More than 40% of chief executives say they plan to cut junior roles over the next one to two years and shift hiring toward mid-level and senior positions, according to a global Oliver Wyman survey reported by Bloomberg and Fortune. The survey found only 17% of CEOs plan to increase junior roles, a reversal from a year earlier. Sources in the coverage link the shift to generative AI's ability to automate many routine tasks, for example, writing code at a junior developer level or evaluating sales leads, while attributing judgment and contextual decision-making to experienced staff, per Fortune and Bloomberg. The reporting also cites a Harvard study showing firms adopting generative AI reduced junior positions, a Stanford study finding young workers 16% more likely to lose jobs in AI-exposed fields, and an IBM announcement that it plans to triple US entry-level hiring this year.
What happened
More than 40% of CEOs say they plan to cut junior roles over the next one to two years and shift their workforce mix toward mid-level and senior positions, while only 17% plan to increase junior roles, according to a global Oliver Wyman survey reported by Bloomberg and Fortune. John Romeo, who leads the Oliver Wyman Forum research arm, is quoted saying, "It's those mid- and senior-level employees that CEOs are now looking at to drive productivity," in coverage by Bloomberg and Fortune. The reporting links this hiring tilt to tasks that generative AI and agentic systems can perform, such as writing code at junior-developer level and evaluating sales leads, a point raised by labor experts in the articles.
Technical details
Fortune and Bloomberg report that the rationale in interviews and commentary centers on the distinction between routine, automatable work and experience-driven judgment. A Harvard study cited in the coverage found firms adopting generative AI reduced junior-level positions while keeping senior employment largely stable. A Stanford study reported in the coverage estimated that young workers were 16% more likely to lose jobs in the most AI-exposed fields. Separately, International Business Machines Corp. told reporters in February that it plans to triple entry-level hiring in the US this year and will rewrite job descriptions for the AI era, an example highlighted in the reporting.
Industry context
Editorial analysis: Industry surveys and academic papers over the past two years show a recurring pattern where automation reduces demand for routine entry-level tasks while preserving roles that require domain judgment and experience. Firms that deploy agentic workflows often re-evaluate hiring mixes and job descriptions, creating short-term shifts in demand across career levels. Past historical episodes of technology adoption also show productivity and employment effects can take years to materialize in aggregate statistics, a theme the Fortune coverage connects to Solow's productivity paradox.
For practitioners
Editorial analysis: Data science, ML engineering, and HR practitioners should view these findings as indicators, not deterministic predictions. Changes in entry-level hiring volumes affect talent pipelines, mentorship load, and the pool of employees available to learn internal systems and governance practices. Teams building and deploying generative systems will increasingly need mid-career staff who combine domain experience with skills to supervise, validate, and integrate agent outputs into workflows. Training, documentation, and onboarding practices become more important when fewer entry-level hires are available to learn on the job.
What to watch
- •Follow releases from Oliver Wyman for methodological detail and any subsequent survey waves.

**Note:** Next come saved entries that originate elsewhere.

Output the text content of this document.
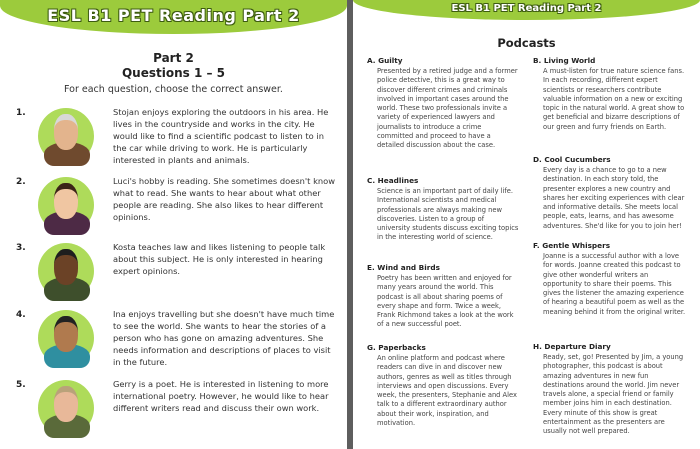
ESL B1 PET Reading Part 2
Part 2
Questions 1 – 5
For each question, choose the correct answer.
1.	Stojan enjoys exploring the outdoors in his area. He lives in the countryside and works in the city. He would like to find a scientific podcast to listen to in the car while driving to work. He is particularly interested in plants and animals.
2.	Luci's hobby is reading. She sometimes doesn't know what to read. She wants to hear about what other people are reading. She also likes to hear different opinions.
3.	Kosta teaches law and likes listening to people talk about this subject. He is only interested in hearing expert opinions.
4.	Ina enjoys travelling but she doesn't have much time to see the world. She wants to hear the stories of a person who has gone on amazing adventures. She needs information and descriptions of places to visit in the future.
5.	Gerry is a poet. He is interested in listening to more international poetry. However, he would like to hear different writers read and discuss their own work.
ESL B1 PET Reading Part 2
Podcasts
A. Guilty
Presented by a retired judge and a former police detective, this is a great way to discover different crimes and criminals involved in important cases around the world. These two professionals invite a variety of experienced lawyers and journalists to introduce a crime committed and proceed to have a detailed discussion about the case.
C. Headlines
Science is an important part of daily life. International scientists and medical professionals are always making new discoveries. Listen to a group of university students discuss exciting topics in the interesting world of science.
E. Wind and Birds
Poetry has been written and enjoyed for many years around the world. This podcast is all about sharing poems of every shape and form. Twice a week, Frank Richmond takes a look at the work of a new successful poet.
G. Paperbacks
An online platform and podcast where readers can dive in and discover new authors, genres as well as titles through interviews and open discussions. Every week, the presenters, Stephanie and Alex talk to a different extraordinary author about their work, inspiration, and motivation.
B. Living World
A must-listen for true nature science fans. In each recording, different expert scientists or researchers contribute valuable information on a new or exciting topic in the natural world. A great show to get beneficial and bizarre descriptions of our green and furry friends on Earth.
D. Cool Cucumbers
Every day is a chance to go to a new destination. In each story told, the presenter explores a new country and shares her exciting experiences with clear and informative details. She meets local people, eats, learns, and has awesome adventures. She'd like for you to join her!
F. Gentle Whispers
Joanne is a successful author with a love for words. Joanne created this podcast to give other wonderful writers an opportunity to share their poems. This gives the listener the amazing experience of hearing a beautiful poem as well as the meaning behind it from the original writer.
H. Departure Diary
Ready, set, go! Presented by Jim, a young photographer, this podcast is about amazing adventures in new fun destinations around the world. Jim never travels alone, a special friend or family member joins him in each destination. Every minute of this show is great entertainment as the presenters are usually not well prepared.
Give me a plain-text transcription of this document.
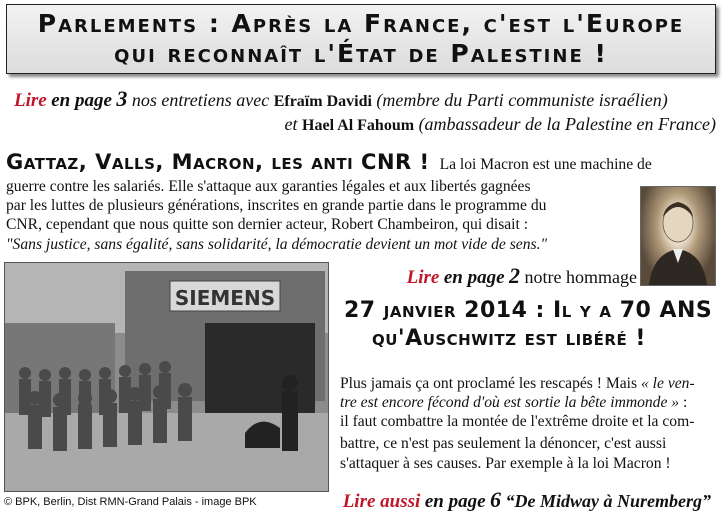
Parlements : Après la France, c'est l'Europe
qui reconnaît l'État de Palestine !
Lire en page 3 nos entretiens avec Efraïm Davidi (membre du Parti communiste israélien)
et Hael Al Fahoum (ambassadeur de la Palestine en France)
Gattaz, Valls, Macron, les anti CNR ! La loi Macron est une machine de
guerre contre les salariés. Elle s'attaque aux garanties légales et aux libertés gagnées
par les luttes de plusieurs générations, inscrites en grande partie dans le programme du
CNR, cependant que nous quitte son dernier acteur, Robert Chambeiron, qui disait :
"Sans justice, sans égalité, sans solidarité, la démocratie devient un mot vide de sens."
Lire en page 2 notre hommage
SIEMENS	27 janvier 2014 : Il y a 70 ANS
qu'Auschwitz est libéré !
Plus jamais ça ont proclamé les rescapés ! Mais « le ven-
tre est encore fécond d'où est sortie la bête immonde » :
il faut combattre la montée de l'extrême droite et la com-
battre, ce n'est pas seulement la dénoncer, c'est aussi
s'attaquer à ses causes. Par exemple à la loi Macron !
© BPK, Berlin, Dist RMN-Grand Palais - image BPK	Lire aussi en page 6 “De Midway à Nuremberg”
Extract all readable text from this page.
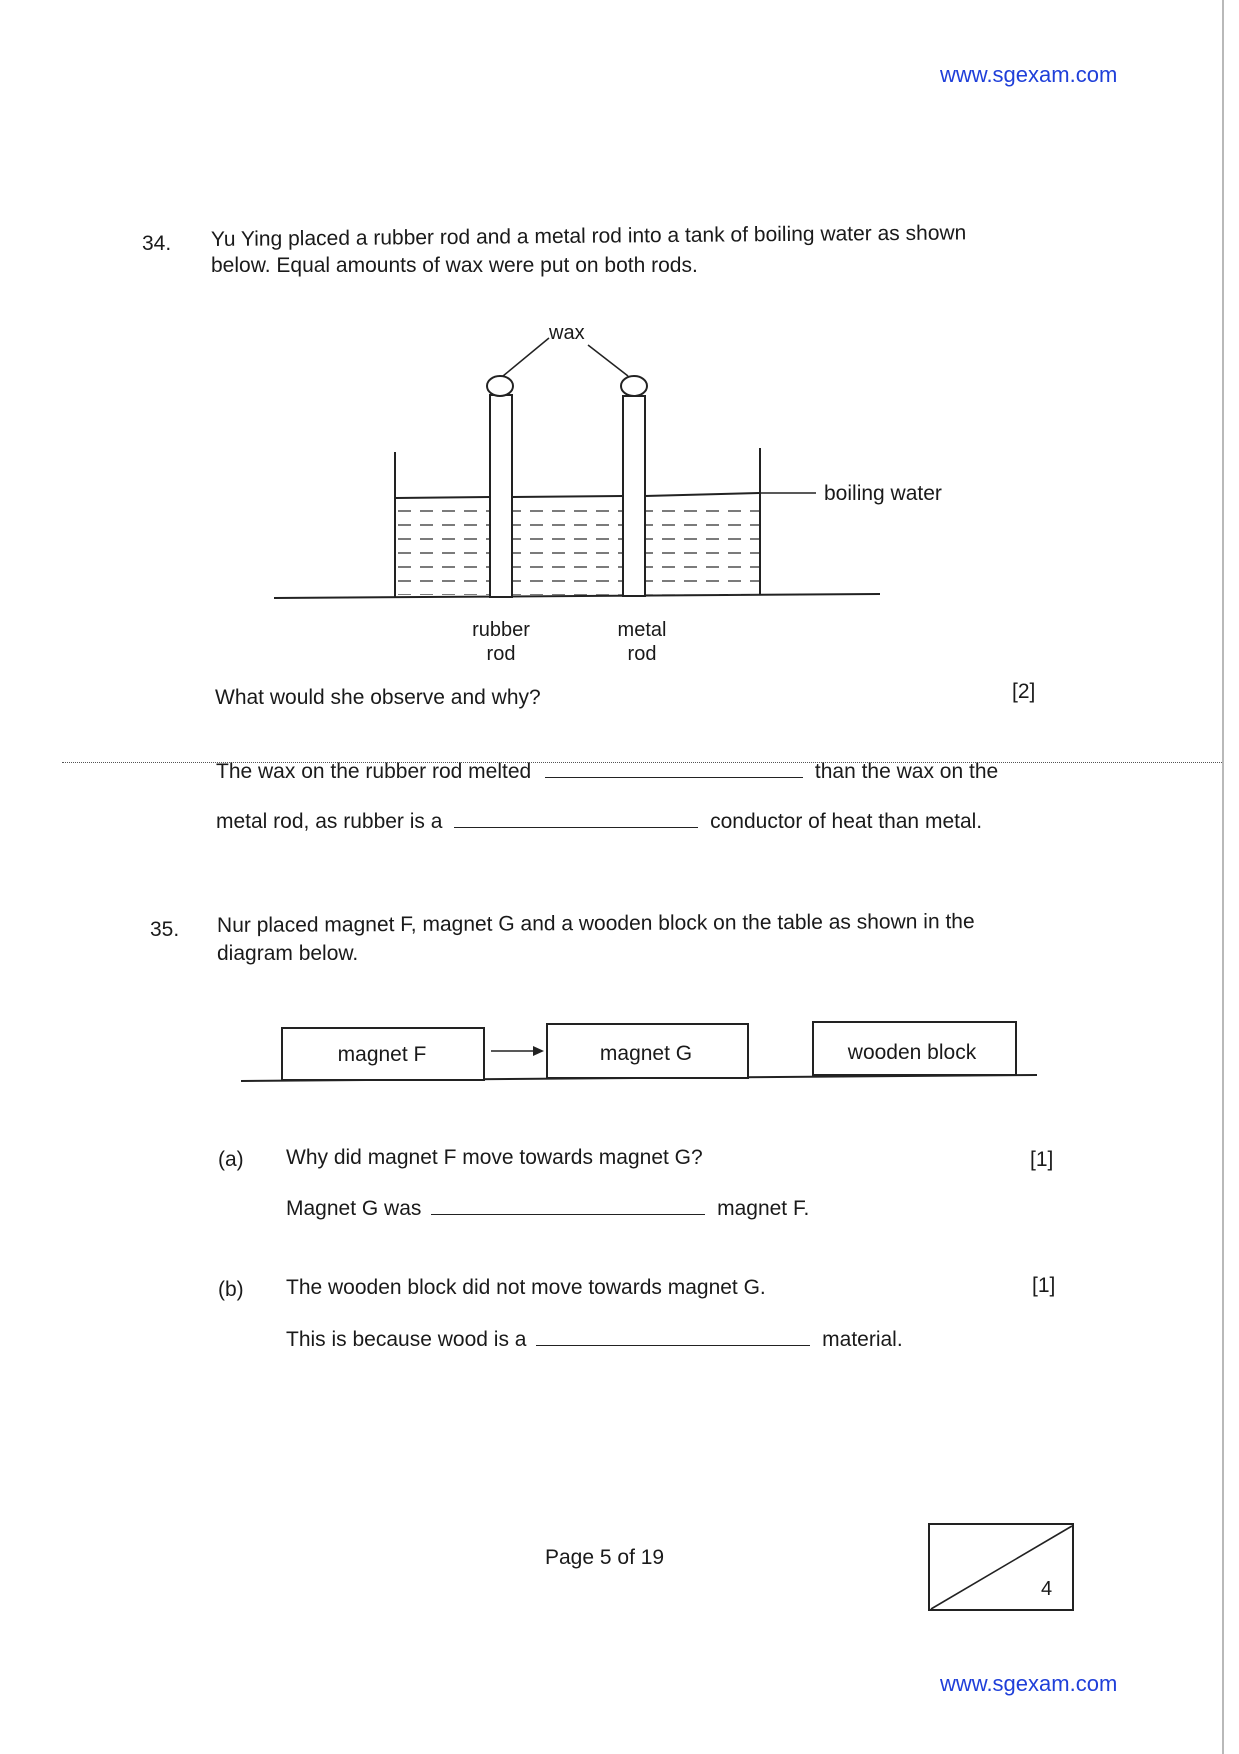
www.sgexam.com
34. Yu Ying placed a rubber rod and a metal rod into a tank of boiling water as shown
below. Equal amounts of wax were put on both rods.
wax
boiling water
rubber
rod
metal
rod
What would she observe and why?	[2]
The wax on the rubber rod melted	than the wax on the
metal rod, as rubber is a	conductor of heat than metal.
35. Nur placed magnet F, magnet G and a wooden block on the table as shown in the
diagram below.
magnet F	magnet G	wooden block
(a) Why did magnet F move towards magnet G?	[1]
Magnet G was	magnet F.
(b) The wooden block did not move towards magnet G.	[1]
This is because wood is a	material.
Page 5 of 19
4
www.sgexam.com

- •Monitor hiring announcements from large employers such as IBM for counterexamples or different strategies.
- •Track follow-up academic work from Harvard and Stanford measuring employment outcomes by cohort and industry exposure to AI.
- •Watch labor-market indicators for early-career cohorts in AI-exposed occupations, including hiring rates and internship availability.
Limitations in the reporting
The coverage relies on survey responses and early academic analyses; survey responses report intent and short-term plans and do not alone prove long-term employment outcomes. Several articles warn the shift could create future shortages of experienced workers, a claim attributed in the pieces to experts at Oliver Wyman rather than presented as an established outcome.
Scoring Rationale
The story synthesizes a major consulting survey and academic research tying generative-AI adoption to shifts in hiring composition. It matters for practitioners because it affects talent pipelines, onboarding, and governance needs, but it is not a single paradigm-shifting technology release.